With short-term hyperstenuria caused by dehydration, it is enough to eliminate the fluid deficiency. If this deviation is caused by any disease, then its treatment is necessary. Since hyperstenuria itself does not pose any threat to the life and health of the patient, if it develops while taking the drug, its cancellation is not required (with the exception of drug-induced SIADH and an overdose of desmopressin).
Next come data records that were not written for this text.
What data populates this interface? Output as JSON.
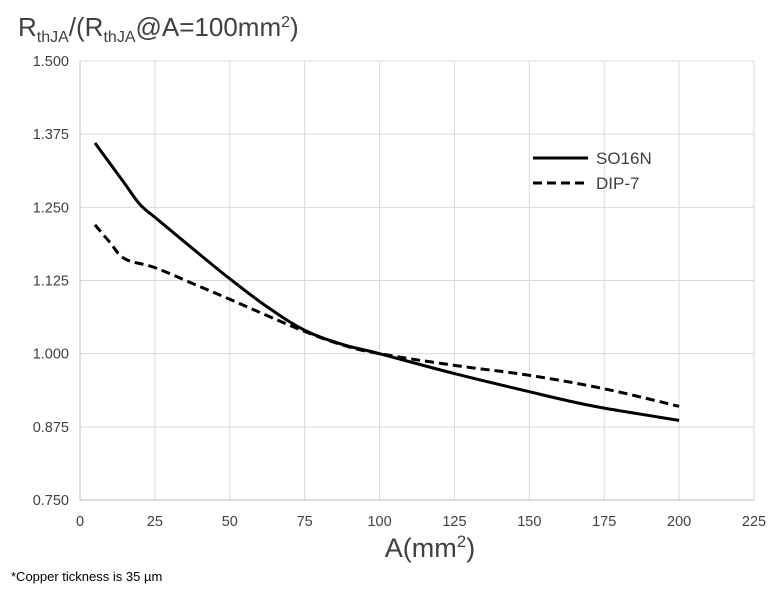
{
  "chart_data": {
    "type": "line",
    "ylabel_parts": {
      "r1": "R",
      "sub1": "thJA",
      "mid": "/(R",
      "sub2": "thJA",
      "tail": "@A=100mm",
      "sup": "2",
      "close": ")"
    },
    "xlabel_parts": {
      "base": "A(mm",
      "sup": "2",
      "close": ")"
    },
    "xlim": [
      0,
      225
    ],
    "ylim": [
      0.75,
      1.5
    ],
    "x_ticks": [
      "0",
      "25",
      "50",
      "75",
      "100",
      "125",
      "150",
      "175",
      "200",
      "225"
    ],
    "x_tick_values": [
      0,
      25,
      50,
      75,
      100,
      125,
      150,
      175,
      200,
      225
    ],
    "y_ticks": [
      "0.750",
      "0.875",
      "1.000",
      "1.125",
      "1.250",
      "1.375",
      "1.500"
    ],
    "y_tick_values": [
      0.75,
      0.875,
      1.0,
      1.125,
      1.25,
      1.375,
      1.5
    ],
    "grid": {
      "x": true,
      "y": true
    },
    "legend_position": "top-right",
    "series": [
      {
        "name": "SO16N",
        "style": "solid",
        "color": "#000000",
        "points": [
          [
            5,
            1.36
          ],
          [
            10,
            1.325
          ],
          [
            15,
            1.29
          ],
          [
            20,
            1.255
          ],
          [
            25,
            1.233
          ],
          [
            37.5,
            1.18
          ],
          [
            50,
            1.128
          ],
          [
            62.5,
            1.08
          ],
          [
            75,
            1.04
          ],
          [
            87.5,
            1.016
          ],
          [
            100,
            1.0
          ],
          [
            125,
            0.966
          ],
          [
            150,
            0.935
          ],
          [
            162.5,
            0.92
          ],
          [
            175,
            0.907
          ],
          [
            200,
            0.886
          ]
        ]
      },
      {
        "name": "DIP-7",
        "style": "dashed",
        "color": "#000000",
        "points": [
          [
            5,
            1.22
          ],
          [
            10,
            1.19
          ],
          [
            15,
            1.162
          ],
          [
            25,
            1.147
          ],
          [
            37.5,
            1.12
          ],
          [
            50,
            1.093
          ],
          [
            62.5,
            1.065
          ],
          [
            75,
            1.038
          ],
          [
            87.5,
            1.015
          ],
          [
            100,
            1.0
          ],
          [
            125,
            0.98
          ],
          [
            150,
            0.963
          ],
          [
            175,
            0.94
          ],
          [
            200,
            0.91
          ]
        ]
      }
    ]
  },
  "footnote": "*Copper tickness is 35 µm"
}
Patients with diabetes mellitus are prescribed a diet with a restriction of easily digestible carbohydrates and animal fats. With Parkhon's syndrome, the volume of fluid consumed should be reduced to 100 ml per day and the content of table salt in the diet should be increased to 4-6 g per day. People with CHF, on the contrary, are strongly recommended to reduce the amount of table salt to 1-2 g per day. The following medications are also used:

  • Insulin and hypoglycemic agents. In type 1 diabetes, daily injections of insulin are indicated. In type 2 diabetes, synthetic hypoglycemic agents are used - biguanides (metformin), sulfonylurea derivatives (glibenclamide).
  • Infusion therapy and diuretics. In SIADH, accompanied by severe hyponatremia, parenteral administration of a hypertonic solution of sodium chloride (3%) is prescribed. For emergency removal of excess fluid, loop diuretics (furosemide) are introduced.
  • hormone therapy. In adrenal insufficiency, replacement therapy with mineralocorticoids (fludrocortisone) and glucocorticoids (hydrocortisone) is used.
  • Cardiotropic drugs. For the treatment of CHF, beta-blockers (bisoprolol), ACE inhibitors (perindopril), aldosterone antagonists (spironolactone) are used.
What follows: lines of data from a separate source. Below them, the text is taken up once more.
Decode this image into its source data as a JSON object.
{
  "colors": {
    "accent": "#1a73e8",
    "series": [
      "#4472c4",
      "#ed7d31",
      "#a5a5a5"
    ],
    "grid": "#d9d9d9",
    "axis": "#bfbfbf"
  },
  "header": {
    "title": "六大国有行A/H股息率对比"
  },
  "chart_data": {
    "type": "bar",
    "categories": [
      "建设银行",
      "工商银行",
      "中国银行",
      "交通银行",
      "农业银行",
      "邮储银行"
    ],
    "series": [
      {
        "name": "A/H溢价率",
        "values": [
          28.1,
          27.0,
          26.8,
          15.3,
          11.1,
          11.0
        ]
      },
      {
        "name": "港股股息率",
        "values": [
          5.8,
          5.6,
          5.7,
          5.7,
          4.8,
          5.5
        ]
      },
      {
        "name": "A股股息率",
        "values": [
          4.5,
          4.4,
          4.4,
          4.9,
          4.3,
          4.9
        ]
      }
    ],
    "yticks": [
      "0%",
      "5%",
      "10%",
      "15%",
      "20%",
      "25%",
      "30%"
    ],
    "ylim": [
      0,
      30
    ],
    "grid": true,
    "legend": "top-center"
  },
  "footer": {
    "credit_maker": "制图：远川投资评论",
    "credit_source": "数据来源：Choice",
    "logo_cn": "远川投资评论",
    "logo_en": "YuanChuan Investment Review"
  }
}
In severe clinical situations, for example, with prolonged decompensation of diabetes, the presence of morbid obesity, it is not possible to achieve normalization of blood glucose levels by conservative methods. In such cases resort to bariatric surgical interventions: gastric bypass, gastric banding. With SIADH induced by a tumor (cancer of the lung, colon), it is removed.


In the vast majority of cases, hyperstenuria indicates insufficient fluid intake. However, prolonged persistent hyperstenuria may be a sign of an endocrine disorder or cardiac disease. The prognosis for timely diagnosis and treatment of the underlying pathology is most often favorable.